L'essai de Fourquet met en lumière le lien entre les malaises actuels, (malaises  dont les conservateurs se plaignent sans y discerner les divers aspects d'une même logique) :

- l'engrenage de destruction de toute bioéthique,

- l'obsession sexuelle marchande, la fabrication des « nouvelles moeurs », la dictature montante de l'idéologie du gender,

- le corps devenant objet de consommation,

- le relativisme, contrepartie de la tyrannie (marchande) de l'émotionnel : les « émotions » substituées à toute vérité,

- le civisme devenu impossible (la norme égocentrique rendant le Consommateur incapable de penser collectif),

- la marée des fausses « identités », projections du solipsisme du Consommateur,

- l'obsession des « droits », étendant à toute la société les réflexes de la consommation (nouvel opium du peuple pendant que les décisions graves se prennent en coulisse : ce qu'on appelle la postdémocratie),

- le « totalitarisme doux » d'une consommation marchande devenant l'unique horizon de la vie, norme à laquelle tout doit être ajusté ou sacrifié,

- l'idolâtrie de la « croissance » illimitée (objectif de tout le consumérisme),

- la fin de la philosophie, de la politique, de l'art, de la religion, de tout ce qui n'est pas consommation de marchandises,

- et notamment la cathophobie ambiante : a) l'Eglise sommée de ne plus être qu'un fournisseur de vague « spiritualité » pour enjoliver la vie quotidienne du consommateur ; b) l'Eglise sommée de ne plus affirmer sa propre vision de l'existence, vision qui contredit le totalitarisme de la consommation...

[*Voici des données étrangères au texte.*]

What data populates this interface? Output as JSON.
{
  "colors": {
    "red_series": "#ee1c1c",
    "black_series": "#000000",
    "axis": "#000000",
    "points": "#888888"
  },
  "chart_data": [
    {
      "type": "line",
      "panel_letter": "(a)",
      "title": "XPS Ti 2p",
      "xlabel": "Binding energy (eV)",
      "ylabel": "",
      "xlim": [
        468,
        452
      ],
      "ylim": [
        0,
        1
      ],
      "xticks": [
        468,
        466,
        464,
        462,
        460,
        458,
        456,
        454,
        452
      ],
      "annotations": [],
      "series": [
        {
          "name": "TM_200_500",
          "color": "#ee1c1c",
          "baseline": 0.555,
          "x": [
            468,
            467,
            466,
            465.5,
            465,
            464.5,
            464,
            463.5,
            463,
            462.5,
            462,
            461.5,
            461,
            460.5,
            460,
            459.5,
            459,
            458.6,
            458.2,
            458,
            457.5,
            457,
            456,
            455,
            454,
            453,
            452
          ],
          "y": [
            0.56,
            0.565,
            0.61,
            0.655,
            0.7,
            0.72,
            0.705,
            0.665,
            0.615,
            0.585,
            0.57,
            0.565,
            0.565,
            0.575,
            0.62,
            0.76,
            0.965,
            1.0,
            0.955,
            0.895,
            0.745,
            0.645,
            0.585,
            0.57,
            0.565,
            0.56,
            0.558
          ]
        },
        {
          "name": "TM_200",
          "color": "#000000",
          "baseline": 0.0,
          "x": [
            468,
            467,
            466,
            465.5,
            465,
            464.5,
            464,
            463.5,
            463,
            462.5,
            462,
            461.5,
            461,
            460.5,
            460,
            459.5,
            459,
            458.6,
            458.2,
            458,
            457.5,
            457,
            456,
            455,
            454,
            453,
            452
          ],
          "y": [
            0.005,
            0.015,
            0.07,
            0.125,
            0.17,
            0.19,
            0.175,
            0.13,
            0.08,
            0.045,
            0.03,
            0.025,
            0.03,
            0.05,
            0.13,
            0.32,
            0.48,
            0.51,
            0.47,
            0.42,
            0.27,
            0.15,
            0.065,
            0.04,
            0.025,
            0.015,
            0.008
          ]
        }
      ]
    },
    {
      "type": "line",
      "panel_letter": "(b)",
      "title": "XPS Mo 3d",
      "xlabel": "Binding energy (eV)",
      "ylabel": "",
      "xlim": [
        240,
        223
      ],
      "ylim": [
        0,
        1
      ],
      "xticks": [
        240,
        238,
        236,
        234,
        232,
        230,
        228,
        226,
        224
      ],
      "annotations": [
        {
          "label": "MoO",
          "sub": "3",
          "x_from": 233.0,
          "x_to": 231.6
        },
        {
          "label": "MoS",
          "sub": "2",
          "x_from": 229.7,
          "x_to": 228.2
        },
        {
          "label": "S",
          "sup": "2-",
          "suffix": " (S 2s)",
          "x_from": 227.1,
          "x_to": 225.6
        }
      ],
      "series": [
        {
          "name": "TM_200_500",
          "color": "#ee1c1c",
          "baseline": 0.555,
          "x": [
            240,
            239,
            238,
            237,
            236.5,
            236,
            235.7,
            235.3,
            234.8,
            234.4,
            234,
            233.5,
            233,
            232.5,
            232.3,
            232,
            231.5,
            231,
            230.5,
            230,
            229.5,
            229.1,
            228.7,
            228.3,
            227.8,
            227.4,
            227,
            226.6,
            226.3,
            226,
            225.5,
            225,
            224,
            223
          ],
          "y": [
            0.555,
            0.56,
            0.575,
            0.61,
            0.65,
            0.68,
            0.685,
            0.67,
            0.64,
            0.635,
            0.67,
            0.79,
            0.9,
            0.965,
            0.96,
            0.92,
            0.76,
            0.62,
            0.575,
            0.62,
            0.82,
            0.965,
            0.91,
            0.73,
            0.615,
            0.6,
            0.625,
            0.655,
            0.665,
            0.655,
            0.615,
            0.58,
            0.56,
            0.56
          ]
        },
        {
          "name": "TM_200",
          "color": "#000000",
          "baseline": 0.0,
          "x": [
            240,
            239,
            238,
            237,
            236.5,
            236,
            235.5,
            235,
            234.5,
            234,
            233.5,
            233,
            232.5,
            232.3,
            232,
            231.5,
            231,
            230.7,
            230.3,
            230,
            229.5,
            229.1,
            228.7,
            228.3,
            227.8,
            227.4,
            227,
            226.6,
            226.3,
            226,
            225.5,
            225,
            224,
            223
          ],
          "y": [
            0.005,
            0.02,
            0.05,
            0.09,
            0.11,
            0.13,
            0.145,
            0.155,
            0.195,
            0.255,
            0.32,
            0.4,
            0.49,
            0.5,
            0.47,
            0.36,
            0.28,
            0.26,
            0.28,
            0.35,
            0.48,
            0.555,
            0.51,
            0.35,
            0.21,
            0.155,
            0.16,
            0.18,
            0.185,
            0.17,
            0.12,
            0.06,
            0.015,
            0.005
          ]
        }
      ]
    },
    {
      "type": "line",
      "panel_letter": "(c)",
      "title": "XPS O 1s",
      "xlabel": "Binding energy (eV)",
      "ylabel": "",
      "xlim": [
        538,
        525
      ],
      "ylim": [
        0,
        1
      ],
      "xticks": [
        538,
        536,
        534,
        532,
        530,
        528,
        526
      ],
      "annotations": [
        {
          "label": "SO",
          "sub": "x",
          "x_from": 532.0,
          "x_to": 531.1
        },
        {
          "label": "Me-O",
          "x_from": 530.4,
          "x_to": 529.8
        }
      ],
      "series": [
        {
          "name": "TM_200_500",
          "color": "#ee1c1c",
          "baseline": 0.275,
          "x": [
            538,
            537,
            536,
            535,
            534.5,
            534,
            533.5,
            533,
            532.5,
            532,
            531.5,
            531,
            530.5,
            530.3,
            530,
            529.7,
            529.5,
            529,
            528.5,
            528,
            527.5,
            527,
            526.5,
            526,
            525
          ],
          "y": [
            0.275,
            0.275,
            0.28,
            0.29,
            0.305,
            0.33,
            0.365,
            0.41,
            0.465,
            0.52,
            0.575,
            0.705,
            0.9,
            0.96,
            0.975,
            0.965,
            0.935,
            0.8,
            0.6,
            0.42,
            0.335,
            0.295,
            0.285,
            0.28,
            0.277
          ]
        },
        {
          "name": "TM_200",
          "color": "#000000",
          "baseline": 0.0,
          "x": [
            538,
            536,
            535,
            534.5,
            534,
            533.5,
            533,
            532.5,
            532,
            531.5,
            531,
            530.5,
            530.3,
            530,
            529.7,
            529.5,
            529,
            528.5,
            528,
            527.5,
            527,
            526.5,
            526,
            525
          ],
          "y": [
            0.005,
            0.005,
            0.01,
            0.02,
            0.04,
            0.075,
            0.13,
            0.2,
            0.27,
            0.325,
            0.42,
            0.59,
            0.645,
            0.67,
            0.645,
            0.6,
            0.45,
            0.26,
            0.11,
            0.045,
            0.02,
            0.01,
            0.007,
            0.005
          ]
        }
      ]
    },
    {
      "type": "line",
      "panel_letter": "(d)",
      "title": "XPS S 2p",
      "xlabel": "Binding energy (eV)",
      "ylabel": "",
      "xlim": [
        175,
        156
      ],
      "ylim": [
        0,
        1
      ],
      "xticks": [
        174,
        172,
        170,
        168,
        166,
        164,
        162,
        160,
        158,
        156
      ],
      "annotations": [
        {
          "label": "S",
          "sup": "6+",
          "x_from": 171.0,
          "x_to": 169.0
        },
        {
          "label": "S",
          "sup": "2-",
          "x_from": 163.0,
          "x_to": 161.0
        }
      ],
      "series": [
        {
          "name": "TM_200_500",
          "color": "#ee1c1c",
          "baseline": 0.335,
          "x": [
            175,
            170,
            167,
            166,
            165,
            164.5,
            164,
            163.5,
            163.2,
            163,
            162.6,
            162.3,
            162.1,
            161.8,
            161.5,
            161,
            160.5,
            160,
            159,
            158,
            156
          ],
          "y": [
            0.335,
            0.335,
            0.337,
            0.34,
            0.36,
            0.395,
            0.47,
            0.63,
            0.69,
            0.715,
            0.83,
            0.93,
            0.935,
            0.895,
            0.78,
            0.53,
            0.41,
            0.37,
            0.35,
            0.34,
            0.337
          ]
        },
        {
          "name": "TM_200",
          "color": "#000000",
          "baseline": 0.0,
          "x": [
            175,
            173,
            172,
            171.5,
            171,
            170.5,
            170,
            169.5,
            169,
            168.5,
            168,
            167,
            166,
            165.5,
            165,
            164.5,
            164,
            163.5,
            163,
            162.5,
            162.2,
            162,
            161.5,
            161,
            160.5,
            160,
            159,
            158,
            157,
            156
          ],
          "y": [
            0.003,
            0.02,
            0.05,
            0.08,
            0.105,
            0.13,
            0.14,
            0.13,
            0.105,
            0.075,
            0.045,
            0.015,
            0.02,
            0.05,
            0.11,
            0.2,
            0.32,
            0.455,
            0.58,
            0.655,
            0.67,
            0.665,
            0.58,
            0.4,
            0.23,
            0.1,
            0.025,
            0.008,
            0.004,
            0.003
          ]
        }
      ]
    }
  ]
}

Le Consommateur est « celui qui pense être seul au monde, seulement entouré de choses pour sa propre consommation ». Il accepte les institutions à condition que leur seul rôle désormais soit de protéger cette consommation, baptisée « droits » : il interdit aux institutions (Etat, Eglise) d'avoir un autre discours et de parler bien commun ou vérité, ces notions étant étrangères à la consommation – donc intolérables...  Ainsi l'Etat et l'Eglise sont sommés de modifier leurs prestations pour en faire des biens de consommation, et d'en ôter ce qui n'est pas conforme à l'hédonisme. Tout ce qui existe doit pouvoir être référencé sur les rayons du consumérisme. Tout ce qui n'est pas référençable doit être aboli.

Voilà donc un livre capable de réveiller les catholiques conservateurs, qui se refusaient à discerner le lien entre les divers malaises dans la civilisation occidentale. (Malaise dont la cathophobie ambiante n'est que l'un des aspects). Ce livre fait la liste des symptômes [*], et montre qu'ils sont liés les uns aux autres.  C'est un grand pas en avant.  Est-il décisif ?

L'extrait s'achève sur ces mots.